**GBP/USD Weekly Forecast: Correlations, but Signs of Exuberant Bulls?**
*Adapted from original analysis by Yohay Elam for Forex Factory*
**Overview**
The British Pound (GBP) has experienced significant moves recently, with the GBP/USD pair pushing towards multi-week highs. Enthusiastic bulls have driven Sterling significantly higher, even as some underlying fundamentals remain somewhat mixed. This article delves into the current state of GBP/USD, analyzes the key drivers behind recent price action, considers relevant correlated asset movements, and evaluates whether sterling’s recent push is sustainable.
**GBP/USD Recent Performance**
Last week, the GBP/USD pair rallied over 200 pips, continuing a rise that began at the start of June. The currency pair managed to break through the psychologically important level of 1.2800, reaching highs not seen since March.
Key elements of last week’s action:
– The pair surged as sentiment around the UK economy seemed to improve.
– US Dollar weakness contributed to the rally, driven by falling US bond yields and dovish Federal Reserve expectations.
– GBP bulls shrugged off some disappointing UK data, focusing instead on broad USD sentiment and expectations for Bank of England policy.
**Market Sentiment and Exuberance**
While GBP/USD has posted impressive gains, several analysts are cautioning that sterling bulls may be behaving exuberantly, not fully appreciating potential headwinds.
Warning signs include:
– UK macro data, particularly PMIs and retail sales, have not confirmed a burst of economic momentum.
– The Office for National Statistics (ONS) recently revised Q1 GDP downward, revealing the UK experienced a technical recession.
– Despite the rally, UK inflation is cooling, and markets are pricing in more than one rate cut from the Bank of England this year.
**Exploring Correlations Driving GBP/USD**
Correlations are a crucial tool in forex analysis. They help reveal how other financial assets and instruments influence currency moves.
Notable correlations to monitor:
– **US Dollar Index (DXY):** As with most major pairs, GBP/USD often moves inversely to the DXY. Last week, the DXY lost ground as US yields dropped.
– **Interest Rate Differentials:** The difference between UK and US short-term yields is pivotal. Recent dovish Federal Reserve commentary led to a narrowing of the spread, boosting GBP.
– **Equity Markets:** Risk appetite, especially in US and global equities, also filters into GBP/USD. As equities rose, so did cable, pointing to a risk-on environment.
**UK Economic Calendar and Key Releases**
The upcoming week features critical data that may shape the next GBP/USD leg:
– **Services PMI Final (Tuesday):** Services dominate the UK economy, so any revision will be closely watched.

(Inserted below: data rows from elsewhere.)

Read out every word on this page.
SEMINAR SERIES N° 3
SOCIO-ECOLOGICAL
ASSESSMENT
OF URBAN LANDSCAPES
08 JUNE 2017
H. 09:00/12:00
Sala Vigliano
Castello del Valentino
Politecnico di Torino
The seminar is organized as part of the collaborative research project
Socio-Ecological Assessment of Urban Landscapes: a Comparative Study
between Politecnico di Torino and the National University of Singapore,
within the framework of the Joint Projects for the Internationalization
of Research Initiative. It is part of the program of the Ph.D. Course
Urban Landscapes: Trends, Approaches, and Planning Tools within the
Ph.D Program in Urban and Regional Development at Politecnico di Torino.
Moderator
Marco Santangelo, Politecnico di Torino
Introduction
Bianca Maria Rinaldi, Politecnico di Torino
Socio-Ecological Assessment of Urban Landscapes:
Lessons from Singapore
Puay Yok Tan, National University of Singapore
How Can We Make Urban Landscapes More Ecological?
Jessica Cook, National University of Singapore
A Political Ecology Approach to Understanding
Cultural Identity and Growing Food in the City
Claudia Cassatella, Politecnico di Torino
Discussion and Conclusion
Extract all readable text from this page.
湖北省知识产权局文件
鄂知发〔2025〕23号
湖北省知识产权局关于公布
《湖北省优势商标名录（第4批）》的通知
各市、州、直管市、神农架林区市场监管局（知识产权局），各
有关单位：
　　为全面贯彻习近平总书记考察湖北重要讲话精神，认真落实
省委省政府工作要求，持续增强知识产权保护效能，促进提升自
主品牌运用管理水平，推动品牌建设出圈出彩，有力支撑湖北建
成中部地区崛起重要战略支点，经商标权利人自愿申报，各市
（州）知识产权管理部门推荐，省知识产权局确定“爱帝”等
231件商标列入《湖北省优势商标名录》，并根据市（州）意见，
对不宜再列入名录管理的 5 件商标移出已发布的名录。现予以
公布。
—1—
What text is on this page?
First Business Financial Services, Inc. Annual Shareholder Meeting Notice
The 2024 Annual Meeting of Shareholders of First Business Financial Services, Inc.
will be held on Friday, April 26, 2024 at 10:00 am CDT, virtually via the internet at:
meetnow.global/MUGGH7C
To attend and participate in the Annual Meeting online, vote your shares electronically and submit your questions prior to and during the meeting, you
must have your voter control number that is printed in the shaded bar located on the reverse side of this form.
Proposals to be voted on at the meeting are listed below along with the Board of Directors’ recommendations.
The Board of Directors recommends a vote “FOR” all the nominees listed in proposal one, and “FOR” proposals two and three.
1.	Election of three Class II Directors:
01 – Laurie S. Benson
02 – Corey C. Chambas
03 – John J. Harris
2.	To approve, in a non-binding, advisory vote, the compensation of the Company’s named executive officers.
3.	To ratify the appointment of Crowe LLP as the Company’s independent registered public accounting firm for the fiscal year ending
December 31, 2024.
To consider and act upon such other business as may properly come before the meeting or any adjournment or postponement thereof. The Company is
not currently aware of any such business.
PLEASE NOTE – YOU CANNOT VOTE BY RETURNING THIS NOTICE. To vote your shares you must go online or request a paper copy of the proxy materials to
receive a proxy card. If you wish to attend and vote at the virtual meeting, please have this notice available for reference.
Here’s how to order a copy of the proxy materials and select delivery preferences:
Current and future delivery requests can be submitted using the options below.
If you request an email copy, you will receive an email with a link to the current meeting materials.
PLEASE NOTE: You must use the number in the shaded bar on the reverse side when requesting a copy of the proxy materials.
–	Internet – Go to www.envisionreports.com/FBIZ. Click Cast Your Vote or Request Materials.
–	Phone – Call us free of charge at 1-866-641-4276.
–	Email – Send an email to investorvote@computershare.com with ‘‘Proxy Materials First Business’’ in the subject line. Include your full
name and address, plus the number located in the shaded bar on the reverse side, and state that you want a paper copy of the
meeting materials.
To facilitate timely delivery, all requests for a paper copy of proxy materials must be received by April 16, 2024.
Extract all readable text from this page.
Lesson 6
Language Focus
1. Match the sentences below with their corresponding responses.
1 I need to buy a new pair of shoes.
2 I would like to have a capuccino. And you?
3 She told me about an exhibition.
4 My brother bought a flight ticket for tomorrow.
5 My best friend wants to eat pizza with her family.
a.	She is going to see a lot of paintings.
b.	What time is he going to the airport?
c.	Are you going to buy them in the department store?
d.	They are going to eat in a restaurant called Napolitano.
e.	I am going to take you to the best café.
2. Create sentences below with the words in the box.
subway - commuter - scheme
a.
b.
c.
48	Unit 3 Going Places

– **BOE Governor Bailey Speaks (Wednesday):** The central bank’s tone remains crucial for GBP. Any hints at dovishness or concerns about the economy may cap recent gains.
– **UK GDP (Thursday):** May GDP is expected to rebound after recent weakness. A better-than-forecast print could fuel further bullish momentum.
– **US CPI and PPI (Thursday, Friday):** With the US dollar a key driver, inflation data from America can quickly reverse or reinforce the current GBP trend.
**Technical Analysis**
From a technical standpoint, GBP/USD’s pattern has evolved bullishly, but not without potential caution signs on the horizon.
Key technical observations:
– The pair broke above multiple resistance zones, with 1.2820 now turning into potential support.
– Daily Relative Strength Index (RSI) has neared overbought territory, hinting at possible exhaustion.
– Next significant resistance is seen near March’s highs at 1.2890 and then 1.3000.
– Should a pullback occur, the first target is the previous breakout zone around 1.2750 and then 1.2670.